Vaccine mandates are important for protecting public health, especially for people who work in high-risk settings, said Arthur Caplan, a bioethicist at New York University’s Grossman School of Medicine. For example, flu vaccine mandates are common among health care workers and nursing home staffers, even those who don’t work directly with residents.
Mandates may also be key for keeping critical workforces — like police and firefighters — healthy and intact. In some parts of the country, vaccine uptake has been notably low among emergency workers. That puts the people they come into contact with at risk and could be devastating if an outbreak meant many workers were too sick to do their jobs, Caplan said.
Dr. Grant Colfax, director of the San Francisco Department of Public Health, said protecting the workforce was especially important with the highly infectious delta variant gaining traction across the United States.

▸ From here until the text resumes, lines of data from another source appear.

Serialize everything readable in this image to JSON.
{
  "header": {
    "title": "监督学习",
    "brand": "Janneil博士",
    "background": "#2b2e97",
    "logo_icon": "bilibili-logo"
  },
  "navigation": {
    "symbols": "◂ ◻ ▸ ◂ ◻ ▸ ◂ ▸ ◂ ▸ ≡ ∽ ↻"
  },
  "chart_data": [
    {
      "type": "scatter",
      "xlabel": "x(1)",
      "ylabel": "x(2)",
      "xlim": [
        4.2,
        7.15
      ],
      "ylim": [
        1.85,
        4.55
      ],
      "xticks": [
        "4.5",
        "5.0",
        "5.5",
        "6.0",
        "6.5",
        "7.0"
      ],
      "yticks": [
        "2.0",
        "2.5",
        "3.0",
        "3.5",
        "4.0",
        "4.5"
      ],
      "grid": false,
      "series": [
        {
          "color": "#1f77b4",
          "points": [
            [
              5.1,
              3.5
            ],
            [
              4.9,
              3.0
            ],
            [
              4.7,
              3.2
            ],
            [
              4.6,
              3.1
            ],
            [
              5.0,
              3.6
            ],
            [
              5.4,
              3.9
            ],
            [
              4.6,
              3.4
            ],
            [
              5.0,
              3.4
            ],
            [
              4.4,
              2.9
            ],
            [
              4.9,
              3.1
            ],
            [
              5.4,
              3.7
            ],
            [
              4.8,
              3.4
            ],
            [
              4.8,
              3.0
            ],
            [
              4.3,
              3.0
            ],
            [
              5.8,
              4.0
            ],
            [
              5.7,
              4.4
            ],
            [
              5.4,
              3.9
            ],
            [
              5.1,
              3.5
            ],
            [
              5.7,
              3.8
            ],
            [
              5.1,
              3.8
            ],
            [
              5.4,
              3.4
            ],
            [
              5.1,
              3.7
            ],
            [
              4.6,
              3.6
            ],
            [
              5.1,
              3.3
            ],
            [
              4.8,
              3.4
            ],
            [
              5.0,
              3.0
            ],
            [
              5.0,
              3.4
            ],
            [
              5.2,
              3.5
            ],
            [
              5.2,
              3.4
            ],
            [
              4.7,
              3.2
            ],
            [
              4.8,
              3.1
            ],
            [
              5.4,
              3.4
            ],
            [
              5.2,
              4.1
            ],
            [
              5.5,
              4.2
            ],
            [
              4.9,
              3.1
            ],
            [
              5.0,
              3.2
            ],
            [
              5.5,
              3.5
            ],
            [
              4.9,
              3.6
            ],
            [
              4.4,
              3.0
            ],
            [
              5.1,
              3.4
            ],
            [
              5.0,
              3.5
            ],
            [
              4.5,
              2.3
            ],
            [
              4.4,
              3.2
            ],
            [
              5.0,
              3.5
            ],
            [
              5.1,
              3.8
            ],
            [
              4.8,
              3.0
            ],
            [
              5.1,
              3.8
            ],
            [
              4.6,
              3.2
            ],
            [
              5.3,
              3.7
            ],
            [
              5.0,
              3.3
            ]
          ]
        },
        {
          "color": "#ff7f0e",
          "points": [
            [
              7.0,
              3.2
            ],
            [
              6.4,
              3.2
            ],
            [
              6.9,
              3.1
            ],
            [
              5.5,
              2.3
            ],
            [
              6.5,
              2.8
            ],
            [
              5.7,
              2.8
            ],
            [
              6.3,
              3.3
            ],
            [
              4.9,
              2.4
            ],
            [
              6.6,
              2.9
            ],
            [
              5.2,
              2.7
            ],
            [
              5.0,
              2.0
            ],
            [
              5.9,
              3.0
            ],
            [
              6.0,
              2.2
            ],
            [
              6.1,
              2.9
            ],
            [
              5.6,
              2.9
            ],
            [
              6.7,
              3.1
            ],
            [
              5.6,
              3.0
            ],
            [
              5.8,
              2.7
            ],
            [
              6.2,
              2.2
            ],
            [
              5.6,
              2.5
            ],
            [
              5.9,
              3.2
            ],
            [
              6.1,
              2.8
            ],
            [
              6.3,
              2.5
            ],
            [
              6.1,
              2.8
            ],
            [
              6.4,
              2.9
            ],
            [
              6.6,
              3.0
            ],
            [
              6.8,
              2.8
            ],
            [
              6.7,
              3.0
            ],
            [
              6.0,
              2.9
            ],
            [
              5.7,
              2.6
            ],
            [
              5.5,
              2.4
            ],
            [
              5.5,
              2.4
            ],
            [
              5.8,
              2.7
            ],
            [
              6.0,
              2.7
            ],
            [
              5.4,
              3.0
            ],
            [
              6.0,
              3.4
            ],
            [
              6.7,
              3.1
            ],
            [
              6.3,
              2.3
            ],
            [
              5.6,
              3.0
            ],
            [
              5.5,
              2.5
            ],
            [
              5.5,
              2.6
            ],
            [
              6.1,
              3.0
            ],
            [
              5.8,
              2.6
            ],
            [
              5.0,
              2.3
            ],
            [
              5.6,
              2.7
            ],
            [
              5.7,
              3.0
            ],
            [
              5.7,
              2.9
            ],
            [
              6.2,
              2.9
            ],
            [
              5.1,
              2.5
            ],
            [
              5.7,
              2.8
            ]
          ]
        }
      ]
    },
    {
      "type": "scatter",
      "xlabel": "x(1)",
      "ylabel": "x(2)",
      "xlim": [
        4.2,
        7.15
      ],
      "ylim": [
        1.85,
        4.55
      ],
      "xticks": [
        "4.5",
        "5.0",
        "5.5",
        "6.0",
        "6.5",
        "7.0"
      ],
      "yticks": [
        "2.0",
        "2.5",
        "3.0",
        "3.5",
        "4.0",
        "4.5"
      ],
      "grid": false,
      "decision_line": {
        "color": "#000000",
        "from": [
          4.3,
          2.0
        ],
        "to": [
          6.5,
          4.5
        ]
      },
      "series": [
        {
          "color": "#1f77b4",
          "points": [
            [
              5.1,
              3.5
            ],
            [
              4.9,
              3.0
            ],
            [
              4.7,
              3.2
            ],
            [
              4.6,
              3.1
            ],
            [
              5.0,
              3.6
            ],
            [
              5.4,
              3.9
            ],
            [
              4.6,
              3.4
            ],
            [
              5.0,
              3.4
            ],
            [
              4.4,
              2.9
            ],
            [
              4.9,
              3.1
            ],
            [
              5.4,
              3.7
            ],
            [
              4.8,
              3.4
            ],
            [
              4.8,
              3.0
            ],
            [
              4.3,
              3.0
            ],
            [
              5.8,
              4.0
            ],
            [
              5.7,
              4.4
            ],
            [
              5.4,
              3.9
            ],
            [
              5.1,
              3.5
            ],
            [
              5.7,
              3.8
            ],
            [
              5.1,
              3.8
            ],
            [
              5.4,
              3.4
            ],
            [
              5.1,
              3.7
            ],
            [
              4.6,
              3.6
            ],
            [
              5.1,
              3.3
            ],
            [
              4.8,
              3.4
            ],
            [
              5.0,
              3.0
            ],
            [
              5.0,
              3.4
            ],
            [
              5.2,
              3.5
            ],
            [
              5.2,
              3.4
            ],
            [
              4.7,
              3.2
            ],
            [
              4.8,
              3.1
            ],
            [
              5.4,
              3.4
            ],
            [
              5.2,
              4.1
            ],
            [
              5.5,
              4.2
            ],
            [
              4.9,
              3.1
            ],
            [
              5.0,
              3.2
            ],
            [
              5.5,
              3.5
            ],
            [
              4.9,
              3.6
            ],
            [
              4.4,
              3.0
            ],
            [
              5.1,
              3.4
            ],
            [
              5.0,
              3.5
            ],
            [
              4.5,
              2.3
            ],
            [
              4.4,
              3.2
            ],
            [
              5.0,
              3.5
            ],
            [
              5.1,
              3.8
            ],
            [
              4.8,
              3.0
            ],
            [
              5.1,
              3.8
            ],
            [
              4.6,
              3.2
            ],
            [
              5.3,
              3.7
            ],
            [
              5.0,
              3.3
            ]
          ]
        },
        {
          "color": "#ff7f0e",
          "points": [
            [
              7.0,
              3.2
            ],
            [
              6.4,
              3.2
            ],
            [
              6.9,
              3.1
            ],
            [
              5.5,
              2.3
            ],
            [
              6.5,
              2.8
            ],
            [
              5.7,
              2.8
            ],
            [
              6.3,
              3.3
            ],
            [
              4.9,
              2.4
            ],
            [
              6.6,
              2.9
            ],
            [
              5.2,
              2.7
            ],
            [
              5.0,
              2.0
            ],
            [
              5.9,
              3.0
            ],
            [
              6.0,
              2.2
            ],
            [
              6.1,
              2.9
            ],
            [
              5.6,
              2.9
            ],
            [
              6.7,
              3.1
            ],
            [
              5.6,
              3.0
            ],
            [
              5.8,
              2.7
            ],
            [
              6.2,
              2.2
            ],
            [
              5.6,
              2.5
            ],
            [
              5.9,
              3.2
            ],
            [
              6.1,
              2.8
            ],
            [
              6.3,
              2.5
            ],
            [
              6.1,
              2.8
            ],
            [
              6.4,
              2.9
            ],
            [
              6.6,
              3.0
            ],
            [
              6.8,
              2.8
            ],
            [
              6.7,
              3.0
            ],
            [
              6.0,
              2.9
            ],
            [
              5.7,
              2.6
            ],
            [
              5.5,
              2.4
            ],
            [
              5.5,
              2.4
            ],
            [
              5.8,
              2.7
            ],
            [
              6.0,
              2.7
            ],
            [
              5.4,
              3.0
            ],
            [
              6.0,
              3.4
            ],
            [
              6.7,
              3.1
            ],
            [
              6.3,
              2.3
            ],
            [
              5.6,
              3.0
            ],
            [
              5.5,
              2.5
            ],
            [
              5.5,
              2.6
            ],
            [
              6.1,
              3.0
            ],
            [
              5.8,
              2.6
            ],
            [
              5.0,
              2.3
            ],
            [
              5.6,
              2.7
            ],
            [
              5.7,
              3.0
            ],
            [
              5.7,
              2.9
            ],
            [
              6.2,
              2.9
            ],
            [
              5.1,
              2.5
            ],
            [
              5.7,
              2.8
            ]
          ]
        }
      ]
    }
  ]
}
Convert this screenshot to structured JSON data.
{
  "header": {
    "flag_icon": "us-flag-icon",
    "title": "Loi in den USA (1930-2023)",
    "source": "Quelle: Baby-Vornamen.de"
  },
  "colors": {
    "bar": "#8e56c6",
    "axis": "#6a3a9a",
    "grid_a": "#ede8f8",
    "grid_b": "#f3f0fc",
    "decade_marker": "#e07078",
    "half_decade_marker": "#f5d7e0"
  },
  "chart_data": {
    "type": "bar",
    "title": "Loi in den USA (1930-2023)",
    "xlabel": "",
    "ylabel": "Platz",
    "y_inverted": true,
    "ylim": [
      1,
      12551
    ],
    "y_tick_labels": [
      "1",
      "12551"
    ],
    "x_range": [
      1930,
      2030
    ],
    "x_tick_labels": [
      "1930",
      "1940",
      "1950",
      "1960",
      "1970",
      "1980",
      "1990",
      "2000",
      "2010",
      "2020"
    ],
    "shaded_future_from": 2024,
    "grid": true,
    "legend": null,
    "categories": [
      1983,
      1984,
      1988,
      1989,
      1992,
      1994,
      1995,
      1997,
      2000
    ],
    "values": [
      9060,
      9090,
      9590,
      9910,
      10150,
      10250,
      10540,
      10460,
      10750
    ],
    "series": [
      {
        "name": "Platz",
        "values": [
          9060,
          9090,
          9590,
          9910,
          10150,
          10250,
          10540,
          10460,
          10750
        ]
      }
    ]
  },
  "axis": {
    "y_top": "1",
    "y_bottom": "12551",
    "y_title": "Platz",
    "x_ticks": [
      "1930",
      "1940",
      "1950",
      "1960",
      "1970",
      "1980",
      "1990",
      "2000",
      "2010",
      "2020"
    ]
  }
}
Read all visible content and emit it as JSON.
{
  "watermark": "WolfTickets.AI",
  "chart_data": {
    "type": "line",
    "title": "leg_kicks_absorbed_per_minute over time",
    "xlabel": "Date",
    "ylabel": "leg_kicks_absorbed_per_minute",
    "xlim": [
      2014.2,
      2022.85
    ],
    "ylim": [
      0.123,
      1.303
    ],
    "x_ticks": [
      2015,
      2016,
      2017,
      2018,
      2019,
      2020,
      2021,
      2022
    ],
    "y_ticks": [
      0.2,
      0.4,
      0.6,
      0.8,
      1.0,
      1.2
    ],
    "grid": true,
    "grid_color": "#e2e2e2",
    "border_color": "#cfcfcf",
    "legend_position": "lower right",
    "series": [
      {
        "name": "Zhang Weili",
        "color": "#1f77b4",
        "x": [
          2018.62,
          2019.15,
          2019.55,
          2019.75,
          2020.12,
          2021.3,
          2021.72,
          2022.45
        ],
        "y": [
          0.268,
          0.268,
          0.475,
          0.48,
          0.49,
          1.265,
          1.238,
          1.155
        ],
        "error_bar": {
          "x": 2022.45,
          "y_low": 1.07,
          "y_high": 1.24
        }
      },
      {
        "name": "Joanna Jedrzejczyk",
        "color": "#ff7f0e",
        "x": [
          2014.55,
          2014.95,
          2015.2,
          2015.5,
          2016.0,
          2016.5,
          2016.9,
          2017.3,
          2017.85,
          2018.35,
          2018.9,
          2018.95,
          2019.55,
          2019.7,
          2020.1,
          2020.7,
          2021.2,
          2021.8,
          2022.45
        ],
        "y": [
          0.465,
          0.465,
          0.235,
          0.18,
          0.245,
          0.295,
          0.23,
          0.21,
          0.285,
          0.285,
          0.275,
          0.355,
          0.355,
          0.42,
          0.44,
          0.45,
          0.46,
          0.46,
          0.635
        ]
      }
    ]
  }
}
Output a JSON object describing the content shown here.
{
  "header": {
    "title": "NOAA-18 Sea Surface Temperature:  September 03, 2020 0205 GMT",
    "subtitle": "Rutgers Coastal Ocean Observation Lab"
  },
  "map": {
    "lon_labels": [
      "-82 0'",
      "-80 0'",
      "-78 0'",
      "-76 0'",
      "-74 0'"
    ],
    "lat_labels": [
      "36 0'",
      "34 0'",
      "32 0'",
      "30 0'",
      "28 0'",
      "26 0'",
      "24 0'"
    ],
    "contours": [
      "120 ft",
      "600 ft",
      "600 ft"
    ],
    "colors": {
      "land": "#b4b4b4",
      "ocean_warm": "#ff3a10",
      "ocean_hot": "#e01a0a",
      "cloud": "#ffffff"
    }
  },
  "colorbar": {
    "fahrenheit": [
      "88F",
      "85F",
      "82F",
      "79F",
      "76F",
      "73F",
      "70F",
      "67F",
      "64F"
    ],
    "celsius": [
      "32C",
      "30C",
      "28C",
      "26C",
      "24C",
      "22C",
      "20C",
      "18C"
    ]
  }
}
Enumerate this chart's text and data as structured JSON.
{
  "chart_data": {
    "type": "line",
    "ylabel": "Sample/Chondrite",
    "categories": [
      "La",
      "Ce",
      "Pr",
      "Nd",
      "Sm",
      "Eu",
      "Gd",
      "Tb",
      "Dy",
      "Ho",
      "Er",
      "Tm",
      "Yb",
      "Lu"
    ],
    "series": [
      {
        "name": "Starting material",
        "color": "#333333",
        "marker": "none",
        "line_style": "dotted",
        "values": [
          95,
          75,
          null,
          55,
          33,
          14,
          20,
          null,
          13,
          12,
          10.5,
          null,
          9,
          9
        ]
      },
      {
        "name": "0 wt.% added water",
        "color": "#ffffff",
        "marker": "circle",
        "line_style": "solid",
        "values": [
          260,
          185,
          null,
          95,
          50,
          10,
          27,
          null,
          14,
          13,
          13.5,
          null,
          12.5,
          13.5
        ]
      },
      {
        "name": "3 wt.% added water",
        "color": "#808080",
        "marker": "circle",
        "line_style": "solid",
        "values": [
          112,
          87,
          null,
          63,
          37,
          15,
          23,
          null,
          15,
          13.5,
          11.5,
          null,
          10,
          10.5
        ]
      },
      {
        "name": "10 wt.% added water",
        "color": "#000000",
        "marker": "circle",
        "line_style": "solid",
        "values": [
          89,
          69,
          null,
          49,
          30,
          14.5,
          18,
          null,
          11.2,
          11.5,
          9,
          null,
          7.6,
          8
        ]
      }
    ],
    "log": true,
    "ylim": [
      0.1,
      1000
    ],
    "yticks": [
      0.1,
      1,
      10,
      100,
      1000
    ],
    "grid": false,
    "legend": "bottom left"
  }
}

Although he’s pleased that 80% of San Francisco residents are at least partially vaccinated, “the fact is there are still thousands who are not vaccinated,” he said.
“Given that the delta variant is here and likely to increase in terms of its prevalence across the city, we need to do everything we can to protect our city workforce and the public we serve, especially as the city reopens,” Colfax said. “The last thing we want to do is have to slow or curtail city services because of an increase in cases.”
Once the FDA approves the vaccines, Caplan said, “You’re going to see more hospitals, nursing homes, home care programs move to mandate. Followed pretty quickly by the military, then some private employers and people with big overseas sales forces. And then maybe some local governments.
“But I don’t think county or city governments are going to be first in line, even if San Francisco was the first to do it,” he added.
Colfax said he hoped that other cities or counties would join San Francisco.
“It’s not the first time in the pandemic that ( San Francisco) has continued to push ahead, push things forward,” he said. “We think from the broader public health lens that this is absolutely important and the right thing to do.”